Niels Arden Oplev: When producer Søren Stærmose asked me to adapt a Swedish detective novel, I was in the middle of making another film. I hadn’t read the novel, in fact I’d never even heard of it. Perhaps a little arrogantly, I refused by saying: why make yet another Swedish thriller?

Luckily, Søren came back later to convince me. In the meantime, several people had mentioned the book to me. So I read it and thought it was great. It’s no ordinary detective novel, but a real drama with real characters. I’d never directed a thriller before, but all the necessary dramatic ingredients were there. Of course, I knew the film had to be exciting, with elements of action, but above all I tried to foreground the interesting side of the characters.

What was your first impression of the screenplay?
I read the first script which shortened the film to a 90-minute version, but I felt it had lost all the appeal of the book. So I asked for a two-and-a-half hour version to be worked on. I also asked them to better express the country’s soul and for the focus to be shifted back to the novel.

My aim was to make a film in a Scandinavian atmosphere with a European quality combined with US expertise in thrillers, drawing inspiration from films such as Nikita, The Silence of the Lambs and Zodiac. I also wanted to give greater emphasis to the story between Lisbeth Salander and the lawyer Nils Bjurman, which was completely eclipsed in the first script. For it’s an essential aspect, a real film within a film, which gives colour to everything that happens in the other part of the film.

You filmed the violence in a very raw style.
I was a little apprehensive about the scenes of violence, for they took me back to my debut films, which were very dark. I wanted to shoot them in a very realistic way and avoid clichés, in particular during the rape scene, which certainly isn’t meant to be entertaining. I thus had to unleash the demons of darkness. I knew it would be shocking, but approaching these scenes differently would have been a betrayal of Stieg Larsson’s views on violence against women in Sweden.

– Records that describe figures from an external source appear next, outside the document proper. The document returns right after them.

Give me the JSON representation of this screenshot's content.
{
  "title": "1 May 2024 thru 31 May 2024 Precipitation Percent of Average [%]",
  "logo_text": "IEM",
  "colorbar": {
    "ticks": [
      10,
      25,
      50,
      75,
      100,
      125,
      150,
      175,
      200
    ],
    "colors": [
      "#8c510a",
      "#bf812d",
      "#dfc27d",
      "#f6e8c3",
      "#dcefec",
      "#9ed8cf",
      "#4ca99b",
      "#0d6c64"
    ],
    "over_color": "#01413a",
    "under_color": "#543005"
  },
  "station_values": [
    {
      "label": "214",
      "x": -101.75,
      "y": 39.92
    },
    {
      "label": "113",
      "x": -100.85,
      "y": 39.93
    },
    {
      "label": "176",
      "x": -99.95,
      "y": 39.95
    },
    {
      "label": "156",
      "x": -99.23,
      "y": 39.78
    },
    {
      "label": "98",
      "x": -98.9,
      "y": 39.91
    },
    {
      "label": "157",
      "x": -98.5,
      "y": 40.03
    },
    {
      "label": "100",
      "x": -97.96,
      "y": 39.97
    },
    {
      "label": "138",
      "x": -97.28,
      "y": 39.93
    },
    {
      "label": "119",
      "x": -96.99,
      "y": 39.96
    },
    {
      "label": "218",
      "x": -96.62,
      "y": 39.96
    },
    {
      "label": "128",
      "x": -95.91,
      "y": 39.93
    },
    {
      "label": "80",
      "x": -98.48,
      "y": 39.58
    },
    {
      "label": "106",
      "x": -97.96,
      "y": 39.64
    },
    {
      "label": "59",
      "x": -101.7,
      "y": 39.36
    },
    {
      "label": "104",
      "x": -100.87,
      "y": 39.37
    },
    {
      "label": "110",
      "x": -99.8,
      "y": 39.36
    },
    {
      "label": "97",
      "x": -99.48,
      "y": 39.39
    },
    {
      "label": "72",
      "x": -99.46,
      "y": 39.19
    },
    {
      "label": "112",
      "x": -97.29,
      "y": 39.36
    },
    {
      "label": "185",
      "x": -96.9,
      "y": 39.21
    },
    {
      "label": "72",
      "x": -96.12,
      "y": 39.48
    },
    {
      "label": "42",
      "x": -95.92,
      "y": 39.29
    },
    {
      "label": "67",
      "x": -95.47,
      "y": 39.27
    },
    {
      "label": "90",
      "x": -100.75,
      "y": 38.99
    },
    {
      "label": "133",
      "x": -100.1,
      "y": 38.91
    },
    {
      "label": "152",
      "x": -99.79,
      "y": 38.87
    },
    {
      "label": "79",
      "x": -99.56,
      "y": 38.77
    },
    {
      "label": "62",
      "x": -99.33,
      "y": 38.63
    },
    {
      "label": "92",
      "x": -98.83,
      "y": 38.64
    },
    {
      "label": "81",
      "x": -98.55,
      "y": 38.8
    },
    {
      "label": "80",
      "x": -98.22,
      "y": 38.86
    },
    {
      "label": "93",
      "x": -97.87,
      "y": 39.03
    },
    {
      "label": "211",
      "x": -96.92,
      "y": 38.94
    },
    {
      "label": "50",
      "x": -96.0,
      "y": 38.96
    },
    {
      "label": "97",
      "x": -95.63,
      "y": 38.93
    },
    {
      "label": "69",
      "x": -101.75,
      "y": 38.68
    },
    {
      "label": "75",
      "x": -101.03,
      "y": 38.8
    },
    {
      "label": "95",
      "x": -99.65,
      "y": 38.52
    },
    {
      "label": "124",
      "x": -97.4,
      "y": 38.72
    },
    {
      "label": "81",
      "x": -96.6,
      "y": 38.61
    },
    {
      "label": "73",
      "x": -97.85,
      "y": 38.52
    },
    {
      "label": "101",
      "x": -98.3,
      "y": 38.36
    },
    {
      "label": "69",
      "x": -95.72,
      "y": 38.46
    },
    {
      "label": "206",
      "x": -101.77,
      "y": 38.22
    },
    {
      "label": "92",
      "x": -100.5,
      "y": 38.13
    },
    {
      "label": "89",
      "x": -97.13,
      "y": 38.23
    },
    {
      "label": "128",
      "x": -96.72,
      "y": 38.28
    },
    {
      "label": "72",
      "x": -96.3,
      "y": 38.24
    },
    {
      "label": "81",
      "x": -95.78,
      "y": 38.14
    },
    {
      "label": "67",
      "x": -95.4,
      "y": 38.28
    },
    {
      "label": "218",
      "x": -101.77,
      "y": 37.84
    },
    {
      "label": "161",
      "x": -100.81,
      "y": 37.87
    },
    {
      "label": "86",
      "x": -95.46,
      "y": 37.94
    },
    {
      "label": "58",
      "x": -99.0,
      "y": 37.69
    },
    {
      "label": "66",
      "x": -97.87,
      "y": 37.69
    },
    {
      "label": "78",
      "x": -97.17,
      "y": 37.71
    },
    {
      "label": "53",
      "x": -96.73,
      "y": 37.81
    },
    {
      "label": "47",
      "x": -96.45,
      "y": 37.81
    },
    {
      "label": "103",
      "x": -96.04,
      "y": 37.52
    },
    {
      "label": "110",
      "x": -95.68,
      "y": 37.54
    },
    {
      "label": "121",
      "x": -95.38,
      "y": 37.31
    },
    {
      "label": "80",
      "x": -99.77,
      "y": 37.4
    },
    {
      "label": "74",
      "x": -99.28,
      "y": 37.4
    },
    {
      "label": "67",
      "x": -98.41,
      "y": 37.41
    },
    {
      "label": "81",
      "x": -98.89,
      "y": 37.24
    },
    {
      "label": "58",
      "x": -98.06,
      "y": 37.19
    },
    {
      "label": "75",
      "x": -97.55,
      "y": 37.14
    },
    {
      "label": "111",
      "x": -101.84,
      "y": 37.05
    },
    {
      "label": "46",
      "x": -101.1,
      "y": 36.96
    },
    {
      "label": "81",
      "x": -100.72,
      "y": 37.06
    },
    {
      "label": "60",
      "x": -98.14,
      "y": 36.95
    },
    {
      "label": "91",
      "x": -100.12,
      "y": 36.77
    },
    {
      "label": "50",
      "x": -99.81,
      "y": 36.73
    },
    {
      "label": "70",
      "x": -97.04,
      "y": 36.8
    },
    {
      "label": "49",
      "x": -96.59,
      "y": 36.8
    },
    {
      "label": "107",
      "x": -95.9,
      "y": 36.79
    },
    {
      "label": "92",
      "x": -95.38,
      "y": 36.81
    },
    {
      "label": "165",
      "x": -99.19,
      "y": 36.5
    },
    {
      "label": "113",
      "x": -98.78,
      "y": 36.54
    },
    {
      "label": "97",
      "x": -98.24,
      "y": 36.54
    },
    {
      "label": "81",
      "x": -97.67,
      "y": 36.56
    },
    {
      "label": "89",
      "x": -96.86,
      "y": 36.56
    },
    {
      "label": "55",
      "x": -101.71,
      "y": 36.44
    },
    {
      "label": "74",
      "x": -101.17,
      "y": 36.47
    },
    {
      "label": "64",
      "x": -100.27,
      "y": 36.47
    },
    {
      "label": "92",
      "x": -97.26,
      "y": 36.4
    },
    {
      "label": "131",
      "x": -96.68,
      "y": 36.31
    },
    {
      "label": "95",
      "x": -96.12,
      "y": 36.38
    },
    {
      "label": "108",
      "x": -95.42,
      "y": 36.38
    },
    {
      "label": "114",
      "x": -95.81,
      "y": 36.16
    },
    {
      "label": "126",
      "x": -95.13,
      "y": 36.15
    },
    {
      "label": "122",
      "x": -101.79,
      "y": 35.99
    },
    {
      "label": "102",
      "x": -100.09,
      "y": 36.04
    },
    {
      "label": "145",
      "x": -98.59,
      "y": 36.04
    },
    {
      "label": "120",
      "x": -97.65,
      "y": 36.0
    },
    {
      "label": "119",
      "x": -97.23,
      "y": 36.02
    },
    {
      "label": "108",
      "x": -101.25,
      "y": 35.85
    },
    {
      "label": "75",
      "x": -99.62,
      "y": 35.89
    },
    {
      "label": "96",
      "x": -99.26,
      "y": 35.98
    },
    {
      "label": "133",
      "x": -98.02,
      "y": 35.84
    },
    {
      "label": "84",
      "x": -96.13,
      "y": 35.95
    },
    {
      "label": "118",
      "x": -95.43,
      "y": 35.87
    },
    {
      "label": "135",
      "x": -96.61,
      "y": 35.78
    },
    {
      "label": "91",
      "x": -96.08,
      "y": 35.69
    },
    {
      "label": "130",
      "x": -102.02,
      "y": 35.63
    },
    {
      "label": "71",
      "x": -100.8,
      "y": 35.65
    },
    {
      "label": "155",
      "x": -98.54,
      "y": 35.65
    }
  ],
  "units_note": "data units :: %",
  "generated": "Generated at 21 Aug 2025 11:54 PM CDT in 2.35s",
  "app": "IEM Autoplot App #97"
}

How did you direct the actors?
By choosing actors with a strong personality like Noomi Rapace and Michael Nyqvist, I knew this would lead to problems and debates, but that it would improve the film by bringing nuances. They were very sensitive to their characters. We gave the two main protagonists more equal roles than in the book. An entire film (75 minutes) passes by before they meet each other: it’s a very unusual dramatic structure, but all the episodes in these two parallel lives colour their future encounter.

Was the editing phase straightforward?
It was a decisive phase. For example, it was during this stage that the idea emerged for the black images of Harriet, which haunt Blomkvist like a ghost. We presented a 3hr30min version to a group of around 20 trusted acquaintances. Until then, I had practically convinced my producer to make a three-and-a-half film like Doctor Zhivago, with an interval in the middle.

But I found this version a bit slow and the panel of viewers reckoned that although it was a good film as it was, it could be outstanding with a run time of two-and-a-half hours. I thus had to make some hard decisions. I said to the editor: I’m going away for three days, cut the film and I’ll cry when I get back. Then we put the finishing touches to it. The hardest part was abandoning the love story between Blomkvist and Erika Berger: the film thus became tighter and the relationship between Blomkvist and Salander came out more strongly. But I put all the rest back in the TV version.